Every day, we all experience the benefits of plants — not to mention that they provide us food and beauty in our gardens.

Conversely, plants can also cause a lot of trouble, especially when they are displaced to areas they would never occur naturally and become invasive.

When we allow non-native or alien species to be introduced in nature and spread, they might cause significant damage to people, business and the environment. The U.S. Fish and Wildlife Service lists more than 4,000 invasive species in the United States, including both animals and plants, costing more than $120 billion in damages every year.

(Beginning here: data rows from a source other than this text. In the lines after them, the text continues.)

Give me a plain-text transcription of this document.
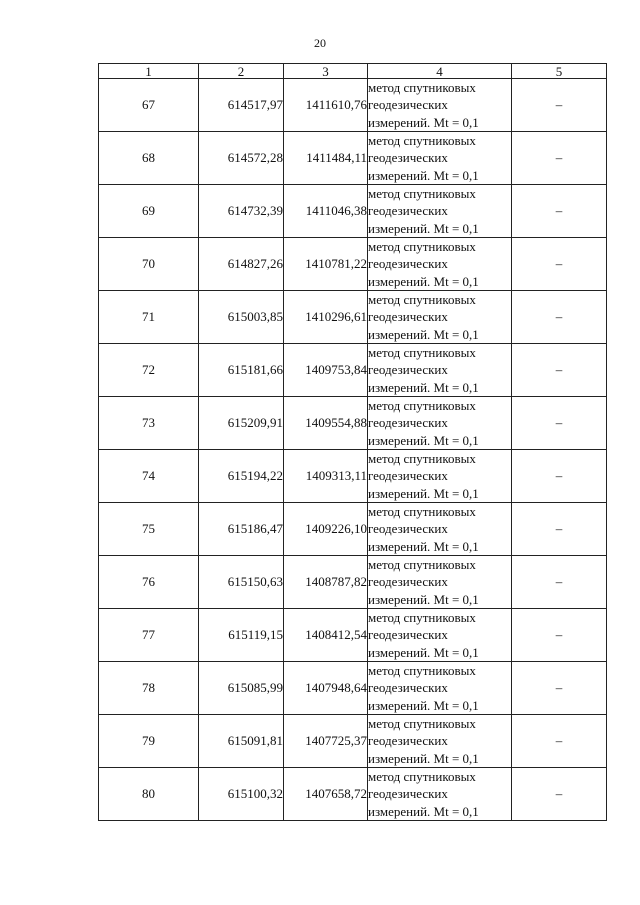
20
1	2	3	4	5
67	614517,97	1411610,76	метод спутниковых
геодезических
измерений. Mt = 0,1	–
68	614572,28	1411484,11	метод спутниковых
геодезических
измерений. Mt = 0,1	–
69	614732,39	1411046,38	метод спутниковых
геодезических
измерений. Mt = 0,1	–
70	614827,26	1410781,22	метод спутниковых
геодезических
измерений. Mt = 0,1	–
71	615003,85	1410296,61	метод спутниковых
геодезических
измерений. Mt = 0,1	–
72	615181,66	1409753,84	метод спутниковых
геодезических
измерений. Mt = 0,1	–
73	615209,91	1409554,88	метод спутниковых
геодезических
измерений. Mt = 0,1	–
74	615194,22	1409313,11	метод спутниковых
геодезических
измерений. Mt = 0,1	–
75	615186,47	1409226,10	метод спутниковых
геодезических
измерений. Mt = 0,1	–
76	615150,63	1408787,82	метод спутниковых
геодезических
измерений. Mt = 0,1	–
77	615119,15	1408412,54	метод спутниковых
геодезических
измерений. Mt = 0,1	–
78	615085,99	1407948,64	метод спутниковых
геодезических
измерений. Mt = 0,1	–
79	615091,81	1407725,37	метод спутниковых
геодезических
измерений. Mt = 0,1	–
80	615100,32	1407658,72	метод спутниковых
геодезических
измерений. Mt = 0,1	–
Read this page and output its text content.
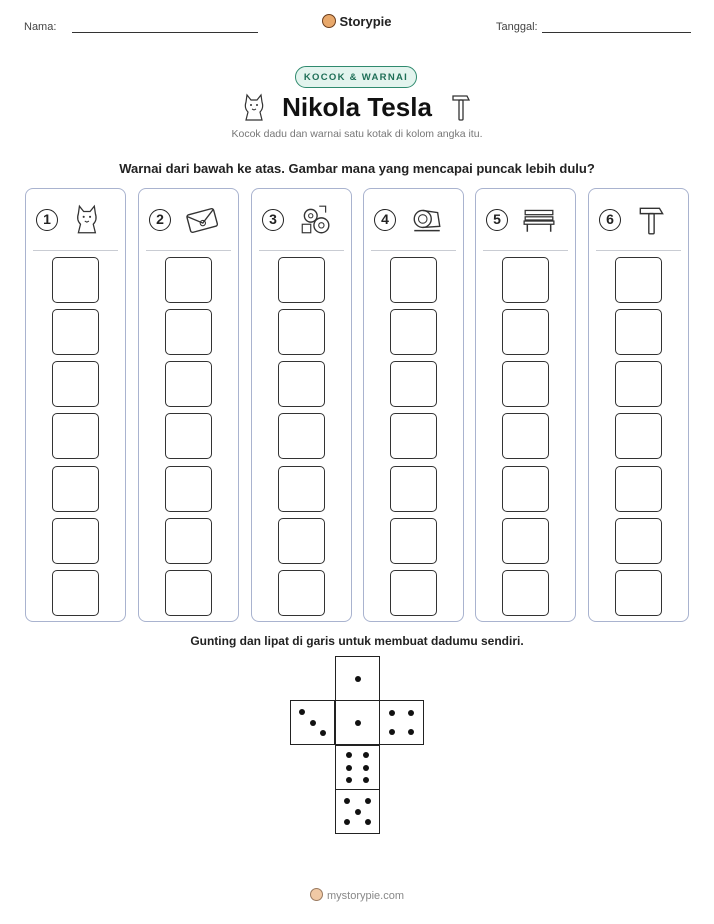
Nama:	Storypie	Tanggal:
KOCOK & WARNAI
Nikola Tesla
Kocok dadu dan warnai satu kotak di kolom angka itu.
Warnai dari bawah ke atas. Gambar mana yang mencapai puncak lebih dulu?
1	2	3	4	5	6
Gunting dan lipat di garis untuk membuat dadumu sendiri.
mystorypie.com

Horticulture and gardening are some of the many ways through which invasive species are introduced into a new landscape. You might be familiar with the Bradford pear tree (Pyrus calleryana), commercially introduced in 1962, and now one of the most commonly planted trees in the United States. In the wild, this species forms dense thorny thickets that are impenetrable to humans and some animals, out-competing native plant species. It can also cause significant damage to infrastructure, like houses and vehicles, as its branches easily break with slightly strong wind.

But there are many ways you can be part of the solution.

Make sure you choose native species to plant in your garden. This way you increase the local biodiversity, not only of plants, but also animals as native plants attract native animals, such as butterflies and birds.

Here are some examples of what you could be planting to attract more wildlife into your garden:

  • Witchhazel (Hamamelis spp.)
  • Common milkweed (Asclepias syriaca L.)
  • Dogwood (Cornus spp.)
  • Oaks (Quercus spp.)
  • Hazelnut (Corylus spp.)
  • Sycamore (Platanus spp.)
  • Tulip tree (Liriodendron spp.)

These and many other Indiana native plants are available at nurseries and garden centers around the state.

Indianapolis residents can also join the city’s Native Planting Area Program, which provides helpful information and recognition for including native plantings in your yard.

Besides the human and economic impact, invasive species are also a major conservation problem, threatening many species with extinction. The Species Survival Commission of the International Union for Conservation of Nature has a group of specialists focusing solely on invasives issue.

The Indianapolis Zoo has partnered with the IUCN SSC through the Global Center for Species Survival to support, connect and communicate the work and efforts of those conservationists.